Craigslist blows, especially when you’re looking for a place to live. It seems like 80% of what gets posted there are just a bunch of scams. “You mean, all I have to do is mail you a check for $1000 and you send me the key to this apartment I don’t get to even tour first? Sign me the hell up!”

Well, Apartment List to the rescue! Its founders recognized the public’s clamoring for an easy-to-use aggregate site that would list all the apartments available for rent in just about any zip code in the country, but without the disorganized chaos that Craigslist invites. All the houses are real, the information is as accurate as can be, and you don’t need to access a new website for every city you’re researching.

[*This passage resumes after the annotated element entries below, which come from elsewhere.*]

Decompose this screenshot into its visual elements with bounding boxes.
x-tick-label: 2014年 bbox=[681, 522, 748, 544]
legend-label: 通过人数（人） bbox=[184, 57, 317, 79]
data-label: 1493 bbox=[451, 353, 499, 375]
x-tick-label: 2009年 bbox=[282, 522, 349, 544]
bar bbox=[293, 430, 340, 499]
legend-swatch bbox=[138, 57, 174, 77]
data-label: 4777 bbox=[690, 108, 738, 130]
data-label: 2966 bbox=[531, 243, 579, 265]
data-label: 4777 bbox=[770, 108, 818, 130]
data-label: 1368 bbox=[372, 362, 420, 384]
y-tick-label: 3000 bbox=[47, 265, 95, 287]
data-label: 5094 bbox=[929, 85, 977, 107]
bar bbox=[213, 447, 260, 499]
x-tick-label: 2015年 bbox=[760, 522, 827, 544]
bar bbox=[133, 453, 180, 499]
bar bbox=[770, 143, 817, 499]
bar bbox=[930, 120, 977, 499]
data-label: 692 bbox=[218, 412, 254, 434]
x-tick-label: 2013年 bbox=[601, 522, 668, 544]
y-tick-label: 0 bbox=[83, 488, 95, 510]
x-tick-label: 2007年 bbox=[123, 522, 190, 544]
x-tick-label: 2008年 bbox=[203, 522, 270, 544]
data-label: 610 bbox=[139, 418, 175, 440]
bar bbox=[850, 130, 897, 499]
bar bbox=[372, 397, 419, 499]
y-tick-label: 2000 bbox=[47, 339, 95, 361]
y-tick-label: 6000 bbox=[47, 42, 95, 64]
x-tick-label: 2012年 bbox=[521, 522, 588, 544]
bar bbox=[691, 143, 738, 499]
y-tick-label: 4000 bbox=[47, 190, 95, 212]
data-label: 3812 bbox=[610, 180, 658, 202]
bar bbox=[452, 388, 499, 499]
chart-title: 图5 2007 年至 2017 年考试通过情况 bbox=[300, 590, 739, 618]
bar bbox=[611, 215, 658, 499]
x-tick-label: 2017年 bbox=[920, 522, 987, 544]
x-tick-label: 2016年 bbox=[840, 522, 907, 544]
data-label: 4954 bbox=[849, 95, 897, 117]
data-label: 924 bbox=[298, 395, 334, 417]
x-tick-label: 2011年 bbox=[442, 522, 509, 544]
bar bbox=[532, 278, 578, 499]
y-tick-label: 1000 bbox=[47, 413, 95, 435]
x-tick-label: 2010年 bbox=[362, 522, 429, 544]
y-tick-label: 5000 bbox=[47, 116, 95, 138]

Apartment List doesn’t do anything new, it just does everything better.

Radio’s great, except for the part where we have little control over what we hear. Aside from somehow making it on the air to request one song, you’re pretty much at mercy of the station DJ until you flip the dial to something else. But then you’re at the mercy of THAT DJ! Will the cycle ever be unbroken?

Yes. The little musical startup called Pandora quickly transformed into an uber-popular powerhouse, based on the simplest of human desires – control. Pandora allows its listeners to customize their radio station by liking certain artists; the computer than adds similar artists to the playlist, creating a playlist comprised entirely of stuff you like, not some DJ.

And in the off chance that Pandora screws up and adds a song you hate? Simply dislike it, and you’ll never hear it again. If you wanted that kind of power with regular radio, you’d have to buy the station and delete the offending artist from its playlist. If you have that kind of money, by all means buy away. For the rest of us, Pandora’s a godsend.

If you’re carless for a spell, or stuck in a city without reliable transportation, you’ve probably thought it would be great if somebody would start up a service where you could simply order up a ride and get it quick as can be. After all, the alternatives are either expensive (taxis) or potentially deadly (hitchhiking. Also, taxis.)

Lyft is that service you’ve been dreaming about and are now pissed you didn’t act upon. Download the app, and for a small fee, you can order a ride. A car bearing the company’s trademark fuzzy pink mustache will come to you and take you where you want to go. It’s a hell of a lot easier than hailing a cab, and a hell of a lot more sanitary than talking the bus.

In addition, anyone with a clean driving and criminal record can sign up to be a Lyft driver. It’s a fun and easy way to make a little extra cash, plus you get to stick a big pink mustache on your car’s bumper. We don’t care how tough or manly you think you are – your life will always be better with a big pink mustache somewhere in it.